While both psychics kept their clients' secrets where outsiders were concerned, they had agreed when Mariana had first started working at the store that there would be no secrets between the two of them. Mariana thought of Deirdre as the psychic equivalent of a consulting therapist. Although Deirdre was no older than Mariana, both women in their mid-thirties, Deirdre had acknowledged her psychic talents at a younger age and had been a professional for years. For Mariana, the awakening had been later and more difficult, and it was still hard for her to discipline her talents to the constraints of the business.
When Mariana had met Deirdre, shortly after both women had lost their husbands to murder, she hadn't thought they would become friends. She still wasn't sure they were friends. So much about them was different: what they read, what they watched on television, even physical characteristics. But as she looked at Deirdre, with her short, curly blond hair and blue eyes, and thought of herself, with her long, dark hair and dark eyes, she knew that the deep similarities were more important than the surface differences.
"She dreamed her husband is a terrorist. I think it's a metaphor for what's happening in the marriage. And I hope she isn't in danger," Mariana said.
"You could always call David, see what he thinks," Deirdre said.
"Don't, Deirdre. I don't think this is a job for the police, and David would think I wanted to talk to him." Mariana had learned to deflect Deirdre's light jabs, but she wished that Deirdre hadn't mentioned the police detective. There were too many uncertainties in that relationship—if she could even call it that—and she didn't want to deal with them now. Maybe never.
"Then you need to let it go," Deirdre said. "Another psychic shower to clear your chakras, and then get ready for the next client."
"I don't have a next client."
"But you will."
Deirdre was right. Mariana had two more clients
that afternoon, neither of which had terrorist dreams. By the time she was through for the day, she was ready to leave all client concerns behind her at the store.
When she reached the small apartment above a garage a few blocks from the beach, her home in Ventura until she could figure out where to go next, Miles and Ella were waiting to be fed. And Mariana had to feed herself as well. After dinner, she settled down for an evening of watching television, curled up on the bed with the two cats.
She was laughing at an old movie on one of the cable channels when the phone rang.
"Are you watching the news?" Deirdre asked. "If not, turn it on.
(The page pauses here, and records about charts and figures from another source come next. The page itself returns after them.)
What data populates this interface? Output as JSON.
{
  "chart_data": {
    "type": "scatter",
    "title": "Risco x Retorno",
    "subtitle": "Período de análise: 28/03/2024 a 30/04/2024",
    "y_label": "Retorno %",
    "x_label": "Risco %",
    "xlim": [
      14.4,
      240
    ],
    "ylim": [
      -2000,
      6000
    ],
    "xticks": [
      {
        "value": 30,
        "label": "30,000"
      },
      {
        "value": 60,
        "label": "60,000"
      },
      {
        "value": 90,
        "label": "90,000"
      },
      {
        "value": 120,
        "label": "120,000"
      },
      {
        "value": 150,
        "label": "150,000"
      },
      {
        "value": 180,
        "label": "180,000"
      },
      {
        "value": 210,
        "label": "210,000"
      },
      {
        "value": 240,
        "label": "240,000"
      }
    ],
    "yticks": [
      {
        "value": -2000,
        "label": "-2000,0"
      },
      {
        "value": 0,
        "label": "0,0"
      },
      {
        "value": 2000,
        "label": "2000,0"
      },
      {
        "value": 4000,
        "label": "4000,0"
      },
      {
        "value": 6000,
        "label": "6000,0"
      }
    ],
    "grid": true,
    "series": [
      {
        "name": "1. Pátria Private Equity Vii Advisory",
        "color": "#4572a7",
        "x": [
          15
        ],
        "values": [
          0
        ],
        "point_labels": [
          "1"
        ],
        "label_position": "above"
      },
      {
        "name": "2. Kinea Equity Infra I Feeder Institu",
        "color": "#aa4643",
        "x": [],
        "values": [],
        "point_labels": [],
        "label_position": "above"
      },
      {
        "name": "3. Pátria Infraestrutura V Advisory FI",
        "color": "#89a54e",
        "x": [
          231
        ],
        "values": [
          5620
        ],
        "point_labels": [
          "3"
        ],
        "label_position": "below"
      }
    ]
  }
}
Your client was murdered. You may want to call David after all."
Deirdre hung up before Mariana could argue with her.
And there it was on the local news. Jean Cullen had been murdered, stabbed to death when she apparently surprised a pair of burglars. Her distraught husband, Eric Cullen, sobbed for the camera. Mariana had been wrong—it was a matter for the police.
Mariana waited until morning, after an almost sleepless night, before she picked up the phone and called David.
He returned her call just as she was getting ready to leave for the store.
"The woman who was murdered last night, Jeannie Cullen," Mariana said. "Her husband did it."
David hesitated, then said, "He couldn't have done it, Mariana. He has an alibi. Eric Cullen owns a custom auto body shop, and for the last couple of weeks he and two other men have been working into the night, restoring a classic Jaguar. They place him at the shop until after ten. Then he stopped for a late dinner, verified by a credit card slip. His wife had been dead for a couple of hours by the time he got home."
"Are you sure? Couldn't the men be covering for him?"
"Believe me, we checked. The spouse is always a suspect until proven otherwise. And burglars don't often break into a home in the middle of the evening when someone is there. Because of that, we'll look at him even harder. But the two men who swore he was working with them seem pretty reliable, and the waitress remembered him, said he didn't seem upset about anything. Why do you think he did it?"